There is always a lot of hoopla on how to act on Facebook. Most people understand the danger of incriminating photos, but there is a whole world of etiquette that most people are completely unaware of.
I'd like to hypothesize that the people who came of age during the advent of Facebook share a set of unspoken social rules. For those who are unaware, please adhere to the following dos and don'ts in order to save face on Facebook.
1. Don't be an overeager friender. There is nothing worse than waking up to a friend request from someone you talked to for a few minutes at the bar the night before. Sure, when you make new friends, feel free to look for them on Facebook, but allow at least two to three days in between meeting someone and friending them online.
2. Do reach out to friends that you have not seen or heard from for a while. The best part of Facebook is that it is an easy way to keep in touch with friends. It is always nice to get a message or a wall post from an old friend and reconnect.
3. Don't make it obvious that you have memorized your crush's profile. It is only natural to check out and monitor your crush on Facebook, but don't admit that you have been stalking him/her. If you can bring up his favorite movie during a dinner conversation, props to you, but if you mention her Halloween costume from four years ago, that's just weird.
4. Don't RSVP "maybe coming" or "not attending" to a big public event. If someone sends out an invitation for a birthday party and needs a headcount, by all means let them know whether or not you will be there. But, there is no need to say, "not attending" to an "Oh no! I lost my cell phone and need your digits" event that someone who you have not spoken to since freshmen orientation sends out to all his friends.
5. Don't confuse Facebook status with Twitter or Gchat status. Facebook status is for posting interesting articles, funny photos, or life changing events. No one needs to know that you just ate a hamburger and fries or that you just ran for 15 minutes. It is more acceptable to post small, unimportant updates to Twitter, where people know to expect them, or Gchat, where it is confined to your email contacts.
6. Do understand the art of the tag. Everyone loves to be tagged in photos, but only attractive photos. Tagging someone making a funny or contorted face is just mean. Tagging yourself is acceptable, but should be kept to a minimum. Try to only tag yourself if there is someone else in the photo. If you have a photo on your camera of just yourself looking amazing in a bikini, send it your mom, but don't make a blatant self-call on Facebook.
7. Do use the "like" option creatively. I like to click "like" when my newsfeed shows that two people I know "are now friends" on Facebook.
8. Don't be an uncomfortable poker. The poke button is so old that it is new again and can be used ironically to say "hi" to good friends. Poke wars (poking back and forth) are also bizarrely entertaining. But, don't use a cyber poke as a flirting mechanism unless it is meant ironically.

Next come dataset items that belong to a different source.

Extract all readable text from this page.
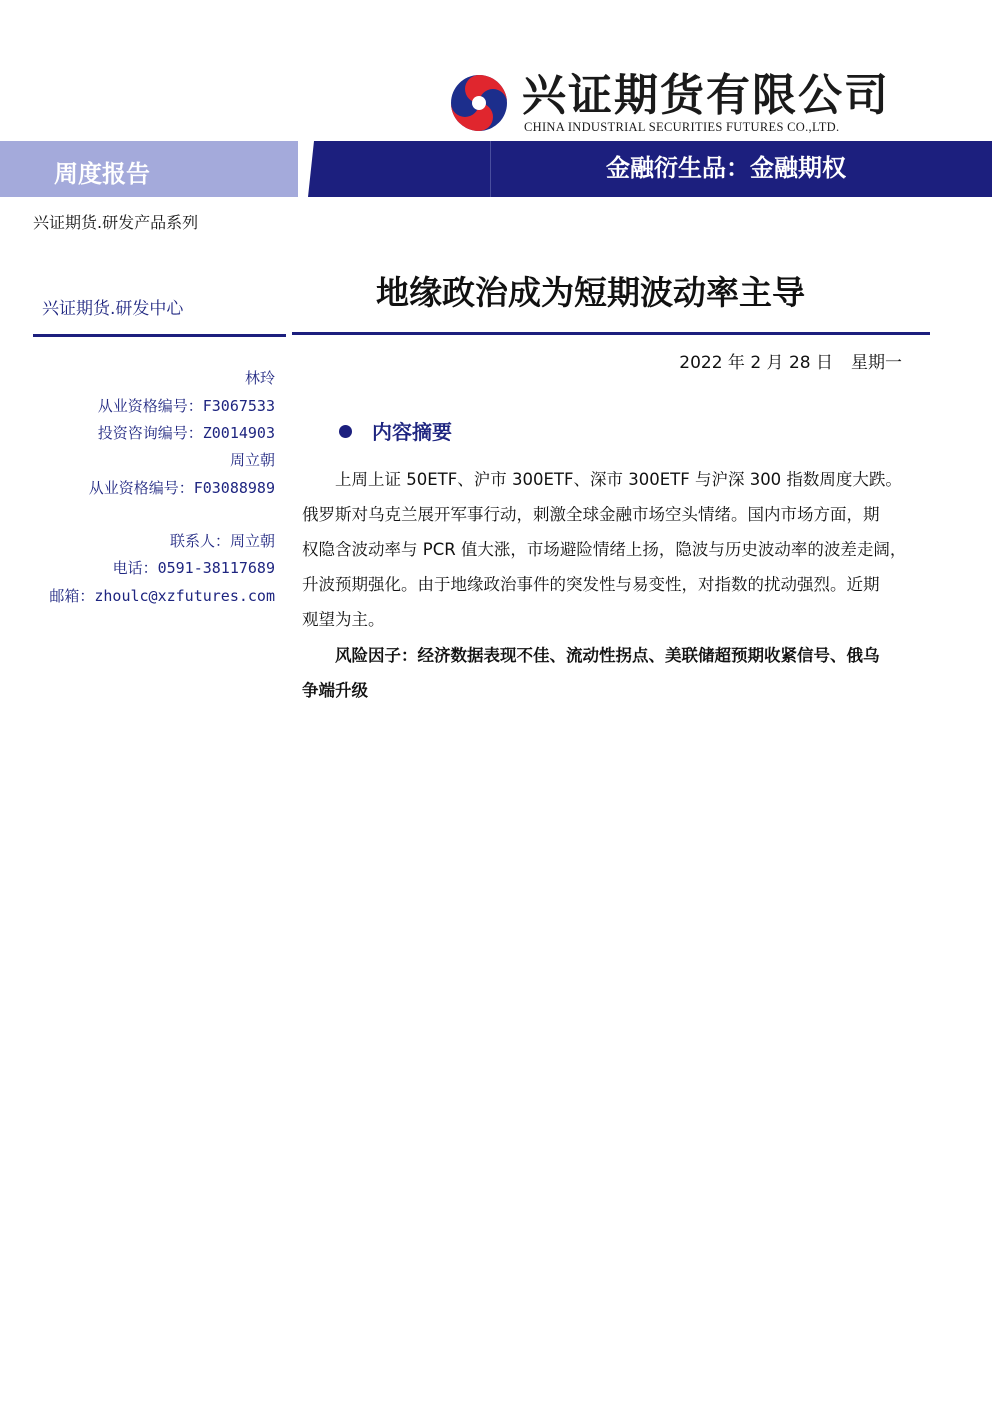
兴证期货有限公司
CHINA INDUSTRIAL SECURITIES FUTURES CO.,LTD.
周度报告	金融衍生品：金融期权
兴证期货.研发产品系列
兴证期货.研发中心
林玲
从业资格编号：F3067533
投资咨询编号：Z0014903
周立朝
从业资格编号：F03088989
联系人：周立朝
电话：0591-38117689
邮箱：zhoulc@xzfutures.com
地缘政治成为短期波动率主导
2022 年 2 月 28 日 星期一
内容摘要
　　上周上证 50ETF、沪市 300ETF、深市 300ETF 与沪深 300 指数周度大跌。
俄罗斯对乌克兰展开军事行动，刺激全球金融市场空头情绪。国内市场方面，期
权隐含波动率与 PCR 值大涨，市场避险情绪上扬，隐波与历史波动率的波差走阔，
升波预期强化。由于地缘政治事件的突发性与易变性，对指数的扰动强烈。近期
观望为主。
　　风险因子：经济数据表现不佳、流动性拐点、美联储超预期收紧信号、俄乌
争端升级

9. Don't change your relationship status. It is okay to be in a relationship on Facebook if you are married or engaged, but if not, it is just too much information. Also, in event of a break-up, you have to change your status back. You probably won't want the whole world to find out that your relationship failed.
10. Do post photos of events, but don't do this immediately after the event. We live in a world of instant gratification, but it might seem like you have no life (or spend too much of your life on the computer) if you are too quick to post photos from a night out or a weekend getaway.
11. Don't obsess over your personal profile. Back in the day when Facebook had a place to list your college classes, the emphasis was on your personal profile. These days, the emphasis is on photos and status updates. Do make sure that your profile is up to date (like current city and job), but don't update your favorite movies every time you see a new blockbuster.